J'ai deux chars en feu, et leurs équipages qui ne sont pas sortis, deux chefs de section d'un coup! Et ailleurs comment cela s'est-il passé? et l'infanterie qui n'arrive pas! je fais replier ma Cie derrière le passage à niveaux. Nous tiraillons sur tous ce qui bouge. L'infanterie n'arrivera pas. Par la fente de tourelleau j'inspecte lentement le terrain, encore une attaque ratée et qui coûte chère a la compagnie. Cinq char détruits en trois jours. Deux équipages disparus, sept manquants déjà...
Qu'est-ce que c'est que ce rampant? Le mécano de "l'Orléans". Je sors par la porte de tourelle, me laisse glisser derriére mon char, appelle le pilote. Que s'est-il passé? Le chasseur Brébat, tout pâle, cherche sa respiration. Il peut enfin me répondre et me montrant du doigt un petit bois à 300 métres à droite, en bordure de la voie ferrée, articule : Ils sont tous là. Mon lieutenant est blessé et le pilote de "l'Alma" a une patte cassé. Les autres n'ont rien. Le coeur bondissant, je dégaine mon pistolet, conduis moi, vite. Je n'aurais jamais cru pouvoir ramper si vite. Le bois, le chef de section de la 2(2éme section) Goddalis, est là couché dans les herbes humide et marécageuses, un éclat dans l'épaule, un autre dans le dos. Il souffre terriblement, pendant que Boudard(chef de la 1) et moi lui taillons sa veste de cuir au couteau pour le soigner, ses yeux chavirent. Il est blême et luisant de sueur, mais il n'a pas pas une plainte.
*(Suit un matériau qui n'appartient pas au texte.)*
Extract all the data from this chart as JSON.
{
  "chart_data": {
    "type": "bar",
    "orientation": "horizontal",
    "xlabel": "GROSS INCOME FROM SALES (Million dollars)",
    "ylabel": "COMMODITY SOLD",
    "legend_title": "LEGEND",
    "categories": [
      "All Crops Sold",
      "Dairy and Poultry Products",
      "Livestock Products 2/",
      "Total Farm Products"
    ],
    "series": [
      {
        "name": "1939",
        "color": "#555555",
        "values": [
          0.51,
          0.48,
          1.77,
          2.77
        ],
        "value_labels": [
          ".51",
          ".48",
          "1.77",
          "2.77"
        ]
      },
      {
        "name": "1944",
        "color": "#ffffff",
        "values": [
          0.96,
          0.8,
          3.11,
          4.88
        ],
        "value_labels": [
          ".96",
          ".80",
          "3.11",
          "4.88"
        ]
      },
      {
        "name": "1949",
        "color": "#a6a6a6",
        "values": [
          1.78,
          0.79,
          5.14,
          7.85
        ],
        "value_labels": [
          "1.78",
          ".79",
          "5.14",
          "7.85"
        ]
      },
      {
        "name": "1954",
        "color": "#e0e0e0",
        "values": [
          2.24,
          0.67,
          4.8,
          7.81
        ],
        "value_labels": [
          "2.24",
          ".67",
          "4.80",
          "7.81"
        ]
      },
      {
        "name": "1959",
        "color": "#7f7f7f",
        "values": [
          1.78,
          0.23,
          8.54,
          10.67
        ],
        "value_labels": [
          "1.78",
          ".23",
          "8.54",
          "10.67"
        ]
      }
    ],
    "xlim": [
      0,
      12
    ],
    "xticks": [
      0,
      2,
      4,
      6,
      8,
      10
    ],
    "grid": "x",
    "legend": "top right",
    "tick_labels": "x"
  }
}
Après un pansement sommaire, je luis passe ma chemise puis toujours rampant et le plus doucement possible nous regagnons la Cie en portant les blessés. Ce n'est qu’après leur évacuation que j'ai commencé à me demander comment ils avaient bien pu sortir de leurs chars en feu sous une grêle balles et d'obus et regagner nos lignes. Mais ils ne le savaient pas eux-même...19 heures, la Cie tire toujours lorsque je reçois l'ordre de repli..."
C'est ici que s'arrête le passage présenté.